Frequently Asked Questions

Is the calculator accurate for contract or freelance workers?

No — contract and freelance workers typically do not contribute EPF, SOCSO, and EIS through payroll, and income tax is handled via the annual BE/B form directly. This calculator is built for salaried employees on monthly payroll.

Does the calculator include bonuses?

Tick the “Include 1-month bonus” checkbox to annualise over 13 months. This gives a more realistic take-home estimate for employees with contractual bonuses.

Why is my actual payslip different from the calculator?

Three main reasons: (1) your employer is using the reliefs you submitted on your TP1 form, reducing PCB, (2) you may have additional deductions like HRDF, union fees, staff loans, or SIP contributions that this calculator does not model, (3) benefits-in-kind (company car, phone, accommodation) are taxable but not reflected here.

How is my chargeable income calculated?

Chargeable income = Gross annual income − tax reliefs. The calculator applies the automatic RM9,000 personal relief and your annual EPF contribution (capped at RM4,000). Additional reliefs will lower chargeable income and therefore lower tax.

When do I pay income tax?

You pay in two ways: monthly PCB deducted by your employer (automatic), and an annual top-up or refund when you file e-BE by 30 April each year. If your PCB was accurate, you often pay nothing extra at year-end.

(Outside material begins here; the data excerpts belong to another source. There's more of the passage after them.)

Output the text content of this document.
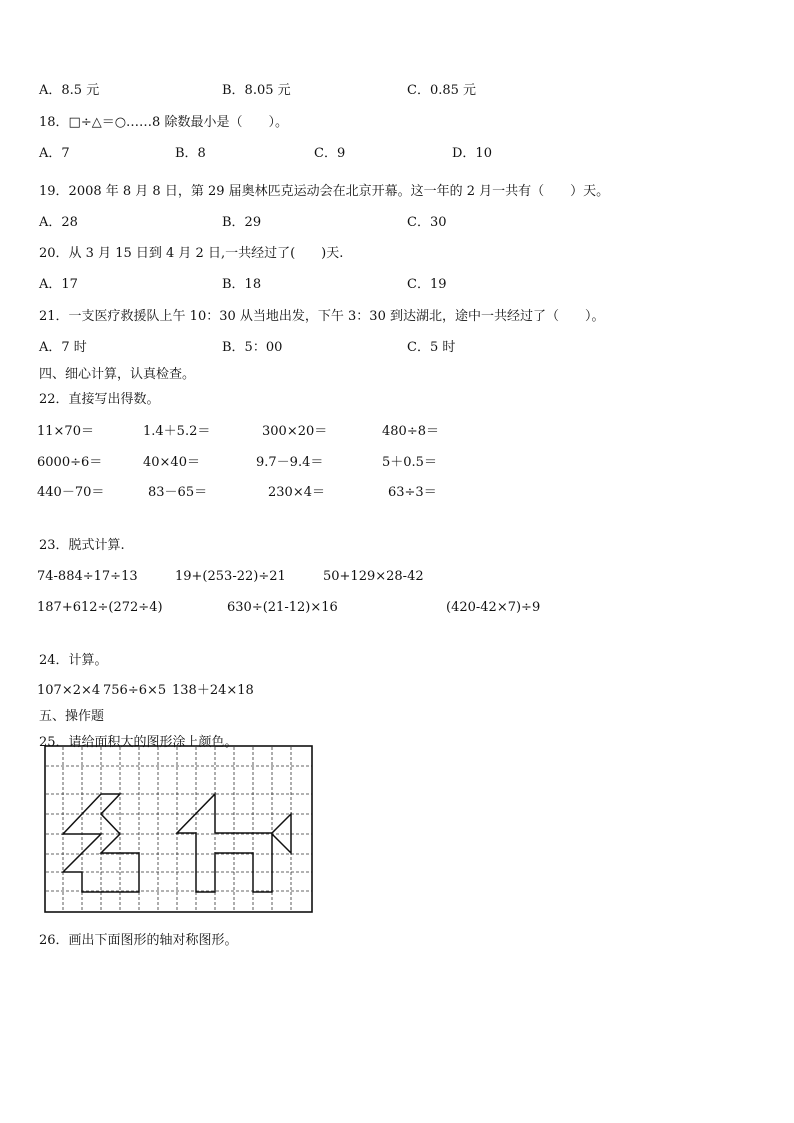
A．8.5 元	B．8.05 元	C．0.85 元
18．□÷△＝○……8 除数最小是（　　）。
A．7	B．8	C．9	D．10
19．2008 年 8 月 8 日，第 29 届奥林匹克运动会在北京开幕。这一年的 2 月一共有（　　）天。
A．28	B．29	C．30
20．从 3 月 15 日到 4 月 2 日,一共经过了(　　)天.
A．17	B．18	C．19
21．一支医疗救援队上午 10：30 从当地出发，下午 3：30 到达湖北，途中一共经过了（　　）。
A．7 时	B．5：00	C．5 时
四、细心计算，认真检查。
22．直接写出得数。
11×70＝	1.4＋5.2＝	300×20＝	480÷8＝
6000÷6＝	40×40＝	9.7－9.4＝	5＋0.5＝
440－70＝	83－65＝	230×4＝	63÷3＝
23．脱式计算.
74-884÷17÷13	19+(253-22)÷21	50+129×28-42
187+612÷(272÷4)	630÷(21-12)×16	(420-42×7)÷9
24．计算。
107×2×4 756÷6×5 138＋24×18
五、操作题
25．请给面积大的图形涂上颜色。
26．画出下面图形的轴对称图形。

What happens to my EPF money?

It is deposited into your EPF account and earns an annual dividend (recent years have ranged 5.0-6.5%). Account 1 (70% of contributions) is locked until age 55. Account 2 (30%) can be withdrawn for specific purposes — first home, education, medical emergencies, and age 50 partial withdrawal.

Can I opt out of EPF?

Not if you are a Malaysian citizen under 60 in standard salaried employment. You can opt to contribute at a reduced rate of 7% during promotional periods announced by the government (the rate has varied in recent years). Foreign workers have different EPF rules.

The Bottom Line

Malaysian statutory deductions take roughly 12-18% of your gross salary before any income tax is applied. Add PCB on top and the typical mid-income Malaysian sees 85-90% of gross as net take-home in their first tax year, rising as reliefs and SSPN/PRS contributions stack. Use the calculator above for a quick estimate, claim every relief you qualify for, and file your TP1 early so your payslip reflects reality rather than a conservative default.